Un meilleur avenir économique n’est pas le fruit du hasard ou du simple fait de dire que nous devrions en avoir un. Il nécessite un plan à long terme et des investissements stratégiques dans notre capacité de production. Comme l’ancien secrétaire au Trésor des États-Unis, Larry Summers, l’a souvent dit, la croissance, et non la consommation, doit être la priorité de la politique budgétaire expansionniste. Hypnotisé par la pensée magique selon laquelle les déficits importants sont, par nature, un substitut à la croissance économique, le Canada se compare mal à ses pairs en ce qui concerne les ambitions à long terme.

Nos concurrents ont une vision à plus long terme de ce qu’il faut aujourd’hui pour mieux se positionner pour l’avenir.

Le président élu des États-Unis, Joe Biden, a promis des milliards de dollars d’investissements nouveaux et audacieux en recherche et développement (R et D) dans des secteurs prometteurs et à croissance rapide. L’Allemagne a sa stratégie industrielle pour 2030, tandis que l’Australie a son Plan de création d’emplois (JobMaker Plan). Le Royaume-Uni vient d’annoncer sa stratégie industrielle verte. Quant à elle, la Chine a placé la science et la technologie au premier plan de son programme économique.

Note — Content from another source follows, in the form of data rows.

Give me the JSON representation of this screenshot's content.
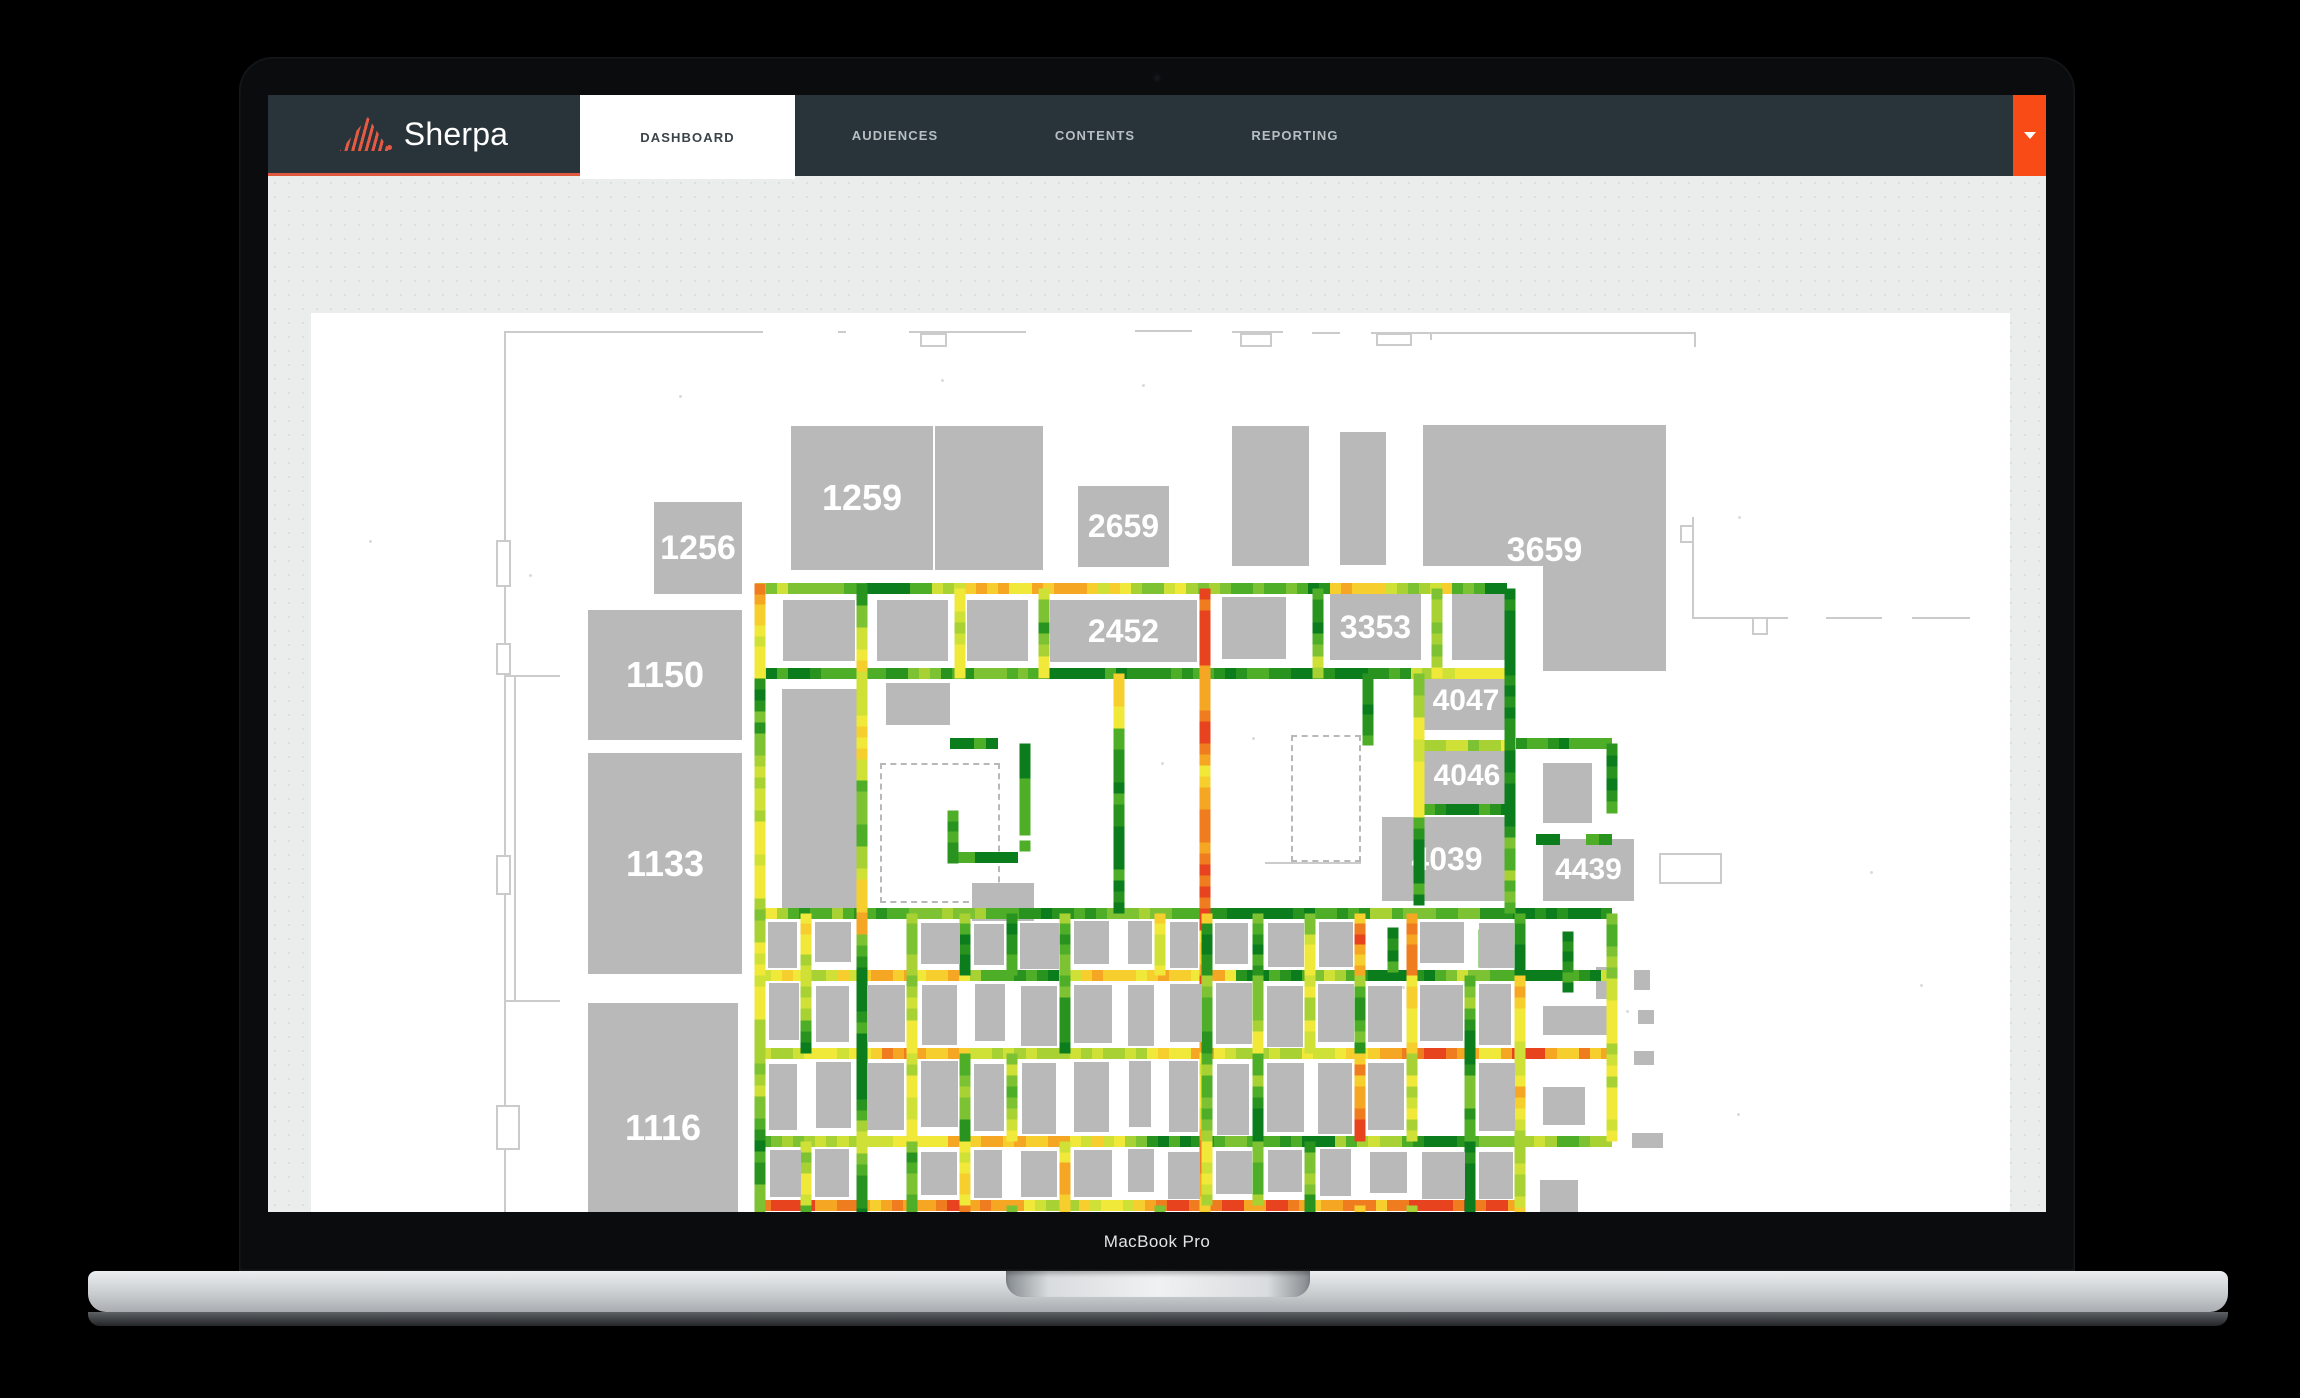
{
  "device": {
    "label": "MacBook Pro"
  },
  "navbar": {
    "brand": "Sherpa",
    "logo_icon": "striped-mountain-logo",
    "tabs": [
      {
        "label": "DASHBOARD",
        "active": true
      },
      {
        "label": "AUDIENCES",
        "active": false
      },
      {
        "label": "CONTENTS",
        "active": false
      },
      {
        "label": "REPORTING",
        "active": false
      }
    ],
    "caret_icon": "chevron-down-icon"
  },
  "colors": {
    "navbar_bg": "#29343a",
    "accent_orange": "#f84b16",
    "logo_orange": "#e65a43",
    "booth_gray": "#b9b9b9",
    "wall_gray": "#cbcbcb",
    "page_bg": "#ebecec",
    "card_bg": "#ffffff"
  },
  "floorplan": {
    "origin": [
      311,
      218
    ],
    "heatmap": {
      "cell": 11,
      "thickness": 11,
      "palette": [
        "#0c7d1c",
        "#28941f",
        "#4fae28",
        "#7cc233",
        "#a8d234",
        "#cfe036",
        "#f1e93a",
        "#f6cf2e",
        "#f5a623",
        "#ef7c1e",
        "#e8431f"
      ],
      "biases": {
        "mixed": {
          "min": 0,
          "max": 8,
          "s0": 2,
          "s1": 7
        },
        "warm": {
          "min": 4,
          "max": 10,
          "s0": 6,
          "s1": 9
        },
        "cool": {
          "min": 0,
          "max": 6,
          "s0": 1,
          "s1": 5
        },
        "cold": {
          "min": 0,
          "max": 2,
          "s0": 0,
          "s1": 1
        }
      },
      "segments": [
        [
          755,
          493,
          1508,
          493,
          "mixed"
        ],
        [
          755,
          578,
          1510,
          578,
          "mixed"
        ],
        [
          755,
          818,
          1612,
          818,
          "mixed"
        ],
        [
          760,
          880,
          1612,
          880,
          "mixed"
        ],
        [
          760,
          958,
          1612,
          958,
          "warm"
        ],
        [
          760,
          1046,
          1612,
          1046,
          "mixed"
        ],
        [
          760,
          1110,
          1520,
          1110,
          "warm"
        ],
        [
          760,
          1172,
          1520,
          1172,
          "warm"
        ],
        [
          1424,
          650,
          1512,
          650,
          "mixed"
        ],
        [
          1424,
          714,
          1512,
          714,
          "cool"
        ],
        [
          1516,
          648,
          1612,
          648,
          "cold"
        ],
        [
          1536,
          744,
          1560,
          744,
          "cold"
        ],
        [
          1586,
          744,
          1612,
          744,
          "cold"
        ],
        [
          950,
          648,
          998,
          648,
          "cold"
        ],
        [
          953,
          762,
          1018,
          762,
          "cold"
        ],
        [
          760,
          488,
          760,
          583,
          "warm"
        ],
        [
          760,
          583,
          760,
          1177,
          "cool"
        ],
        [
          862,
          488,
          862,
          1212,
          "mixed"
        ],
        [
          960,
          493,
          960,
          583,
          "cool"
        ],
        [
          1044,
          493,
          1044,
          583,
          "cool"
        ],
        [
          1205,
          493,
          1205,
          1212,
          "warm"
        ],
        [
          1318,
          493,
          1318,
          583,
          "cool"
        ],
        [
          1437,
          493,
          1437,
          583,
          "cool"
        ],
        [
          1510,
          493,
          1510,
          818,
          "cool"
        ],
        [
          1119,
          578,
          1119,
          818,
          "mixed"
        ],
        [
          1368,
          578,
          1368,
          650,
          "cold"
        ],
        [
          1419,
          578,
          1419,
          810,
          "cool"
        ],
        [
          1612,
          648,
          1612,
          718,
          "cold"
        ],
        [
          1612,
          818,
          1612,
          1046,
          "cool"
        ],
        [
          1520,
          818,
          1520,
          880,
          "cold"
        ],
        [
          1520,
          880,
          1520,
          1212,
          "warm"
        ],
        [
          1470,
          880,
          1470,
          1212,
          "cool"
        ],
        [
          1025,
          648,
          1025,
          740,
          "cold"
        ],
        [
          953,
          715,
          953,
          768,
          "cold"
        ],
        [
          1025,
          745,
          1025,
          756,
          "cold"
        ],
        [
          1393,
          832,
          1393,
          877,
          "cold"
        ],
        [
          1484,
          834,
          1484,
          872,
          "cold"
        ],
        [
          1568,
          836,
          1568,
          897,
          "cold"
        ],
        [
          760,
          1172,
          838,
          1212,
          "cool"
        ]
      ],
      "grid": {
        "rows": [
          818,
          880,
          958,
          1046,
          1110,
          1172,
          1206
        ],
        "cols": [
          760,
          806,
          858,
          912,
          965,
          1012,
          1065,
          1119,
          1160,
          1207,
          1258,
          1310,
          1360,
          1412,
          1470,
          1520
        ],
        "skip_cols": [
          760,
          858,
          862,
          1119,
          1205,
          1470,
          1520
        ],
        "v_bias_pool": [
          "mixed",
          "cool",
          "cool",
          "warm"
        ]
      }
    },
    "booths_labeled": [
      {
        "label": "1256",
        "x": 654,
        "y": 407,
        "w": 88,
        "h": 92,
        "fs": 34
      },
      {
        "label": "1259",
        "x": 791,
        "y": 331,
        "w": 142,
        "h": 144,
        "fs": 36
      },
      {
        "label": "2659",
        "x": 1078,
        "y": 391,
        "w": 91,
        "h": 81,
        "fs": 32
      },
      {
        "label": "1150",
        "x": 588,
        "y": 515,
        "w": 154,
        "h": 130,
        "fs": 36
      },
      {
        "label": "1133",
        "x": 588,
        "y": 658,
        "w": 154,
        "h": 221,
        "fs": 36
      },
      {
        "label": "1116",
        "x": 588,
        "y": 908,
        "w": 150,
        "h": 249,
        "fs": 36
      },
      {
        "label": "2452",
        "x": 1050,
        "y": 505,
        "w": 147,
        "h": 62,
        "fs": 32
      },
      {
        "label": "3353",
        "x": 1330,
        "y": 499,
        "w": 91,
        "h": 66,
        "fs": 32
      },
      {
        "label": "3659",
        "x": 1423,
        "y": 330,
        "w": 243,
        "h": 141,
        "fs": 34,
        "dy": 55
      },
      {
        "label": "4047",
        "x": 1424,
        "y": 577,
        "w": 84,
        "h": 58,
        "fs": 30
      },
      {
        "label": "4046",
        "x": 1424,
        "y": 652,
        "w": 86,
        "h": 58,
        "fs": 30
      },
      {
        "label": "4039",
        "x": 1382,
        "y": 722,
        "w": 130,
        "h": 84,
        "fs": 32
      },
      {
        "label": "4439",
        "x": 1543,
        "y": 744,
        "w": 91,
        "h": 62,
        "fs": 30
      }
    ],
    "booths_plain": [
      [
        935,
        331,
        108,
        144
      ],
      [
        1543,
        471,
        123,
        105
      ],
      [
        1232,
        331,
        77,
        140
      ],
      [
        1340,
        337,
        46,
        133
      ],
      [
        783,
        505,
        72,
        61
      ],
      [
        877,
        505,
        71,
        61
      ],
      [
        967,
        505,
        61,
        61
      ],
      [
        1222,
        502,
        64,
        62
      ],
      [
        1452,
        499,
        56,
        66
      ],
      [
        782,
        594,
        84,
        228
      ],
      [
        886,
        588,
        64,
        42
      ],
      [
        972,
        788,
        62,
        38
      ],
      [
        1543,
        668,
        49,
        60
      ],
      [
        1596,
        872,
        18,
        32
      ],
      [
        1634,
        875,
        16,
        20
      ],
      [
        1638,
        915,
        16,
        14
      ],
      [
        1634,
        956,
        20,
        14
      ],
      [
        1632,
        1038,
        31,
        15
      ],
      [
        1543,
        911,
        67,
        29
      ],
      [
        1543,
        992,
        42,
        38
      ],
      [
        1540,
        1085,
        38,
        60
      ]
    ],
    "walls": {
      "hlines": [
        [
          504,
          236,
          259
        ],
        [
          838,
          236,
          8
        ],
        [
          909,
          236,
          117
        ],
        [
          1135,
          235,
          57
        ],
        [
          1232,
          236,
          51
        ],
        [
          1312,
          237,
          28
        ],
        [
          1371,
          237,
          59
        ],
        [
          1430,
          237,
          264
        ],
        [
          1692,
          522,
          96
        ],
        [
          1826,
          522,
          56
        ],
        [
          1912,
          522,
          58
        ],
        [
          504,
          580,
          56
        ],
        [
          504,
          905,
          56
        ],
        [
          1265,
          767,
          96
        ],
        [
          1640,
          1178,
          350
        ]
      ],
      "vlines": [
        [
          504,
          236,
          959
        ],
        [
          1694,
          237,
          15
        ],
        [
          1692,
          422,
          100
        ],
        [
          1430,
          237,
          8
        ],
        [
          514,
          580,
          325
        ]
      ],
      "rects": [
        [
          920,
          238,
          27,
          14
        ],
        [
          1240,
          238,
          32,
          14
        ],
        [
          1376,
          238,
          36,
          13
        ],
        [
          1680,
          430,
          14,
          18
        ],
        [
          1752,
          522,
          16,
          18
        ],
        [
          496,
          445,
          15,
          47
        ],
        [
          496,
          548,
          15,
          32
        ],
        [
          496,
          760,
          15,
          40
        ],
        [
          496,
          1010,
          24,
          45
        ],
        [
          504,
          1165,
          49,
          45
        ],
        [
          1659,
          758,
          63,
          31
        ],
        [
          1915,
          1160,
          45,
          28
        ],
        [
          1775,
          1128,
          90,
          48
        ]
      ],
      "dashed_rooms": [
        [
          880,
          668,
          120,
          140
        ],
        [
          1291,
          640,
          70,
          127
        ]
      ]
    }
  }
}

Outre ces initiatives, certaines visent littéralement la lune en choisissant de faire des investissements dans l’innovation. La NASA a récemment annoncé qu’elle avait sélectionné les entreprises qui recueilleront des ressources sur la surface de la lune, renforçant ainsi les connaissances nécessaires aux futures missions sur Mars. Deux entreprises viennent des États-Unis, alors qu’une provient d’Europe et une du Japon. Pourquoi n’y en a-t-il pas du Canada?

L’un des facteurs qui contribuent à cette situation est que le Canada n’investit que 1,6 % de son PIB dans la R et D, alors que plusieurs pays pairs — dont le Danemark, la Finlande, le Japon et la Corée du Sud —approchent ou dépassent 3 %.

Quelle est la vision économique du Canada pour l’avenir?

Pourquoi ne pouvons-nous pas tirer parti de notre capital intellectuel pour créer des entreprises mondiales qui s’emparent de nouveaux marchés comme le font d’autres pays? Nous positionnons-nous pour assurer notre succès dans les domaines florissants de l’intelligence artificielle, des technologies propres ou des biotechnologies?

Quand il s’agit de talent et de propriété intellectuelle, nous ressemblons de plus en plus à un club-école pour les entreprises américaines. Où est notre programme global de croissance pour relever les défis structurels auxquels nous sommes confrontés, tels que le vieillissement rapide de la population, la faible productivité et les déficits commerciaux persistants?

Les bornes de recharge pour véhicules électriques et les subventions de 5 000 dollars pour la rénovation des maisons peuvent paraître tape-à-l’œil dans un document gouvernemental, mais elles ne permettront pas au pays de se rapprocher de la transition vers une économie à faibles émissions de carbone à laquelle nous aspirons. De plus, le gouvernement ne fait pas grand-chose pour créer les industries de pointe dont nous aurons besoin pour stimuler notre économie.

Le débat sur le coût de financement de notre dette à court terme est sans importance par rapport à l’ampleur des défis fiscaux et économiques auxquels nous serons confrontés à plus long terme si nous n’améliorons pas le tir. Nos pays pairs n’attendent pas la fin de la pandémie pour planifier leur avenir économique — ils agissent déjà rapidement et avec détermination.

Nous contentons-nous de jouer pour la médaille de bronze ou souhaitons-nous viser l’or? Voilà la grande question que nous devrions nous poser.